Team Care to Address Medication Adherence Leveraging EHR Technology (TEAMLET)

This project, Addressing Antihypertensive Medication Adherence Through EHR-enabled Teamlets in Primary Care, involves pragmatic, type I hybrid comparative effectiveness–implementation study. TEAMLET aims to evaluate if an Epic-based intervention (pharmacy fill data, EHR-based clinical decision support, and health coaching by primary care providers) can improve medication adherence and blood pressure control in the primary care setting.

Remote Patient Monitoring Playbook

This project includes characterizing baseline remote patient monitoring (RPM) workflows and pain points across different specialties, designing and testing solutions to address these problems in tandem with the HiBRID Lab, NYU Langone’s Medical Center Information Technology (MCIT), and clinical stakeholders, and creating an internal “playbook” that outlines a comprehensive strategy for using RPM across NYU Langone clinics.

Lung Cancer Screening Clinical Decision Support Tool for Shared Decision-Making

This project aims to improve lung cancer screening at a large scale through clinical decision support (CDS) using shared decision-making (SDM) with the University of Utah. In order to achieve our goal, we will be utilizing a Decision Precision+ app using the “SMART on FHIR” interoperability standard for lung cancer screening.

Nudging Provider Adoption of Clinical Decision Support

This clinical trial aims to use the principles of behavioral economics (such as the “nudge”) in the development of a pulmonary embolism risk prediction clinical decision support tool to improve provider adoption and hence increase the adoption of clinical decision support tools which will improve quality of care and decrease morbidity, mortality, and healthcare waste.

Advancing the Development of Collaborative Research Networks to Enhance Aging Research Value

This research study is funded by the National Institute on Aging (NIA) and aims to determine factors contributing to the development of successful research collaboration networks to support increased interdisciplinary collaboration and diversity in aging research.

National Science Foundation Digital Worker

This research is funded by the National Science Foundation (NSF) and studies how to best bring inclusive tech into clinical settings, empower healthcare workers to take advantage of data-driven research, and improve health outcomes for patients. This study collaborates with NYU Tandon School of Engineering and NYU Stern School of Business.

National Science Foundation Future of Work

This research is funded by the NSF and studies cases of future expert work in the age of “black box,” data-intensive, and algorithmically augmented healthcare. This study collaborates with NYU Tandon School of Engineering.

Daily SMS ePROs to Improve Diabetes Control (i-Matter)

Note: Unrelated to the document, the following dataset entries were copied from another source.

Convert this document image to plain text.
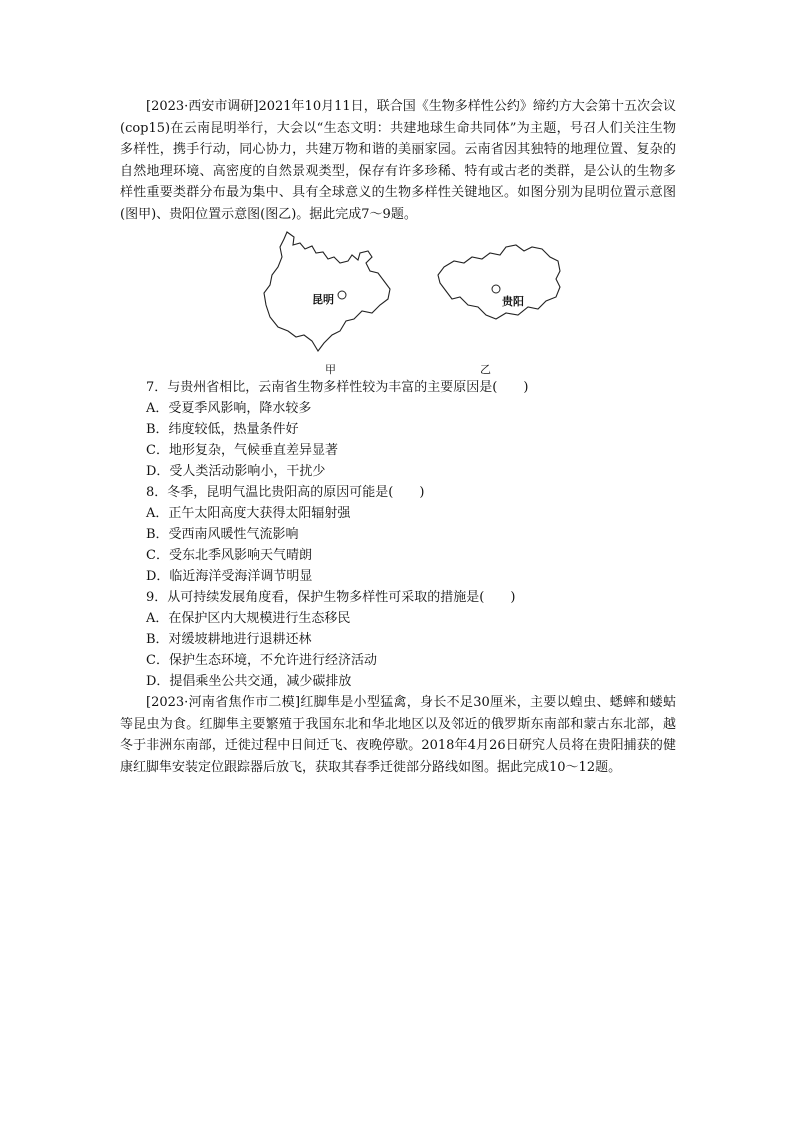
[2023·西安市调研]2021年10月11日，联合国《生物多样性公约》缔约方大会第十五次会议(cop15)在云南昆明举行，大会以“生态文明：共建地球生命共同体”为主题，号召人们关注生物多样性，携手行动，同心协力，共建万物和谐的美丽家园。云南省因其独特的地理位置、复杂的自然地理环境、高密度的自然景观类型，保存有许多珍稀、特有或古老的类群，是公认的生物多样性重要类群分布最为集中、具有全球意义的生物多样性关键地区。如图分别为昆明位置示意图(图甲)、贵阳位置示意图(图乙)。据此完成7～9题。

昆明	贵阳
甲	乙

7．与贵州省相比，云南省生物多样性较为丰富的主要原因是(　　)

A．受夏季风影响，降水较多

B．纬度较低，热量条件好

C．地形复杂，气候垂直差异显著

D．受人类活动影响小，干扰少

8．冬季，昆明气温比贵阳高的原因可能是(　　)

A．正午太阳高度大获得太阳辐射强

B．受西南风暖性气流影响

C．受东北季风影响天气晴朗

D．临近海洋受海洋调节明显

9．从可持续发展角度看，保护生物多样性可采取的措施是(　　)

A．在保护区内大规模进行生态移民

B．对缓坡耕地进行退耕还林

C．保护生态环境，不允许进行经济活动

D．提倡乘坐公共交通，减少碳排放

[2023·河南省焦作市二模]红脚隼是小型猛禽，身长不足30厘米，主要以蝗虫、蟋蟀和蝼蛄等昆虫为食。红脚隼主要繁殖于我国东北和华北地区以及邻近的俄罗斯东南部和蒙古东北部，越冬于非洲东南部，迁徙过程中日间迁飞、夜晚停歇。2018年4月26日研究人员将在贵阳捕获的健康红脚隼安装定位跟踪器后放飞，获取其春季迁徙部分路线如图。据此完成10～12题。
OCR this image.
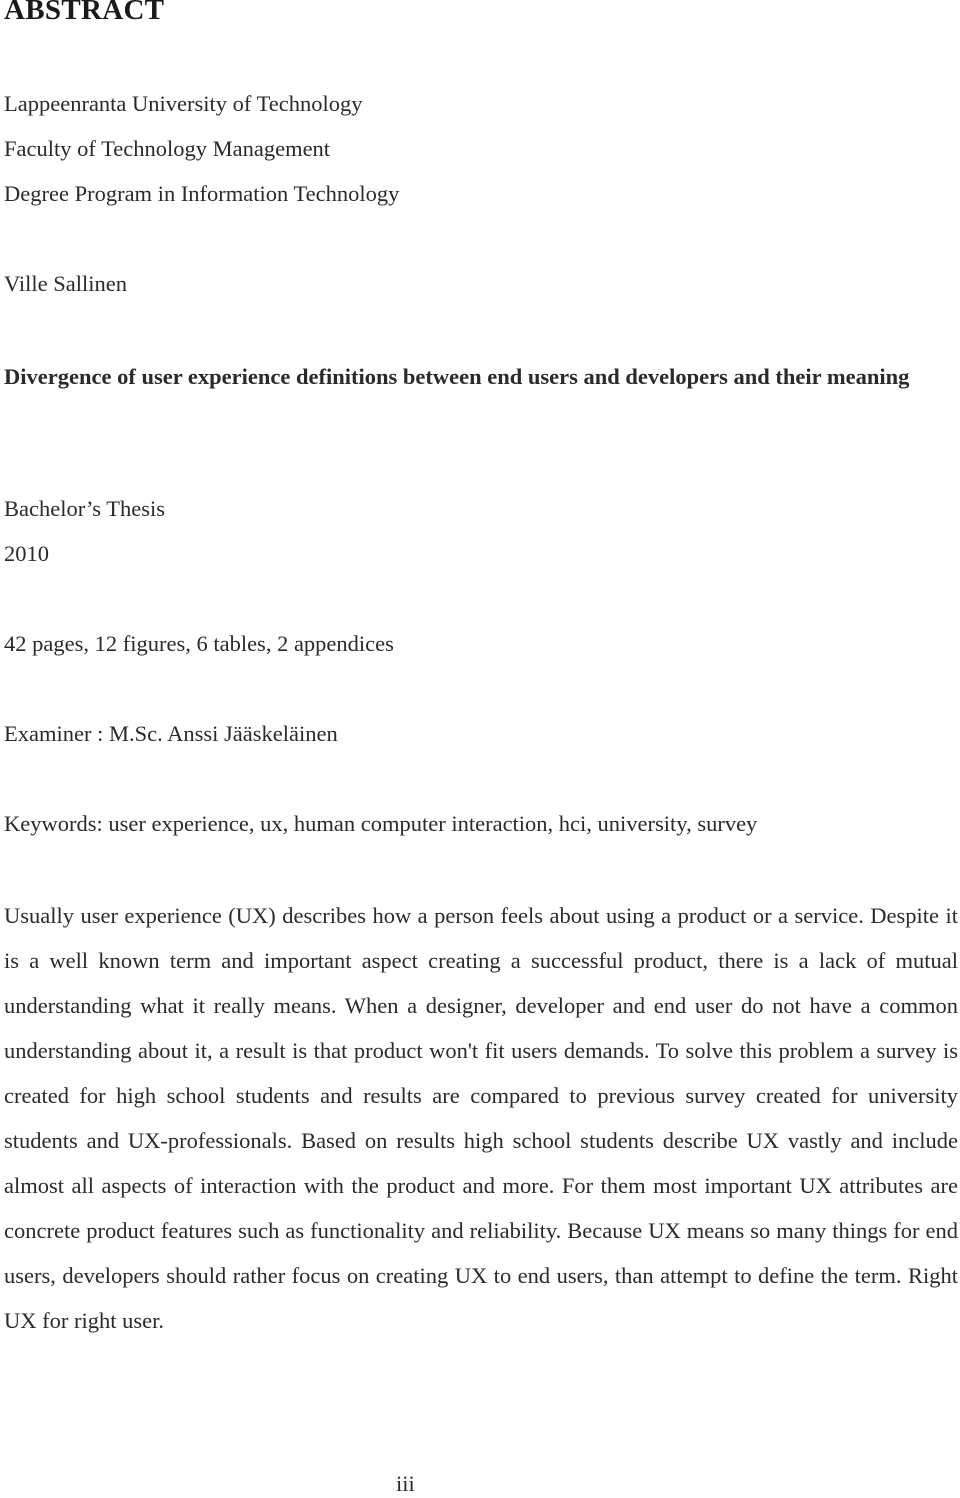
ABSTRACT
Lappeenranta University of Technology
Faculty of Technology Management
Degree Program in Information Technology
Ville Sallinen
Divergence of user experience definitions between end users and developers and their meaning
Bachelor’s Thesis
2010
42 pages, 12 figures, 6 tables, 2 appendices
Examiner : M.Sc. Anssi Jääskeläinen
Keywords: user experience, ux, human computer interaction, hci, university, survey
Usually user experience (UX) describes how a person feels about using a product or a service. Despite it is a well known term and important aspect creating a successful product, there is a lack of mutual understanding what it really means. When a designer, developer and end user do not have a common understanding about it, a result is that product won't fit users demands. To solve this problem a survey is created for high school students and results are compared to previous survey created for university students and UX-professionals. Based on results high school students describe UX vastly and include almost all aspects of interaction with the product and more. For them most important UX attributes are concrete product features such as functionality and reliability. Because UX means so many things for end users, developers should rather focus on creating UX to end users, than attempt to define the term. Right UX for right user.
iii
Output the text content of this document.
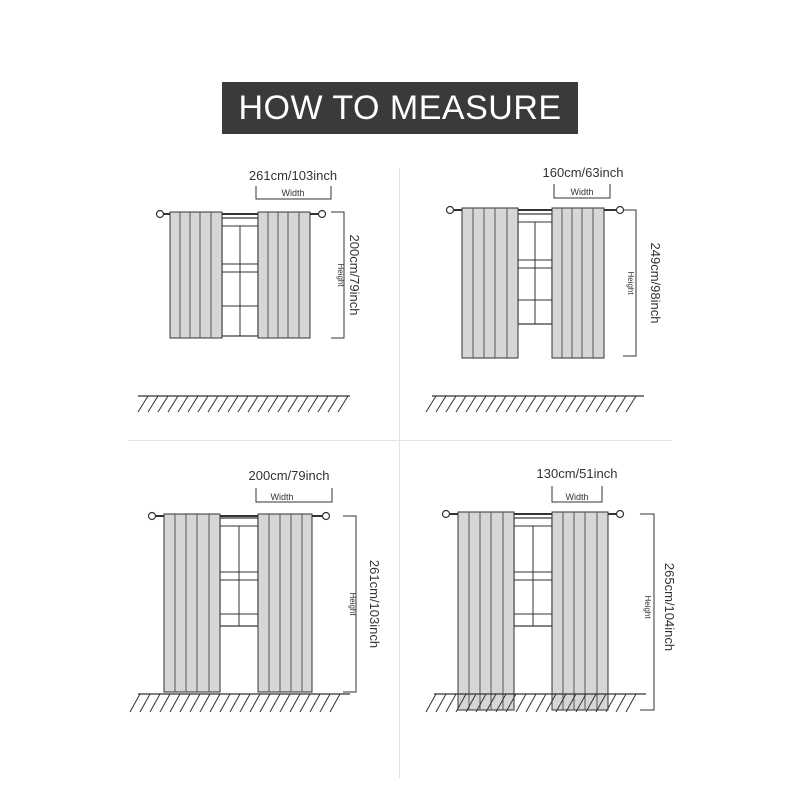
HOW TO MEASURE
261cm/103inch
Width
Height 200cm/79inch
160cm/63inch
Width
Height 249cm/98inch
200cm/79inch
Width
Height 261cm/103inch
130cm/51inch
Width
Height 265cm/104inch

This project, i-Matter: Investigating an mHealth Texting Tool for Embedding Patient-Reported Data into Diabetes Management, evaluates the effect of a technology-based patient-reported outcome tool called i-Matter for care of patients with uncontrolled type 2 diabetes. i-Matter is an interactive journaling system that enables patients to rate, record, and view the progression of their patient-reported outcomes (PROs) along their treatment journey.

The iMatter Journal Report Comprises Bar Charts and Graphs Tracking Health Metrics to Help Patients Better Manager Type 2 Diabetes
The monthly i-Matter journal report includes key insights and evidence-based recommendations to help patients reflect on changes in their response overtime and help them better manage their type 2 diabetes.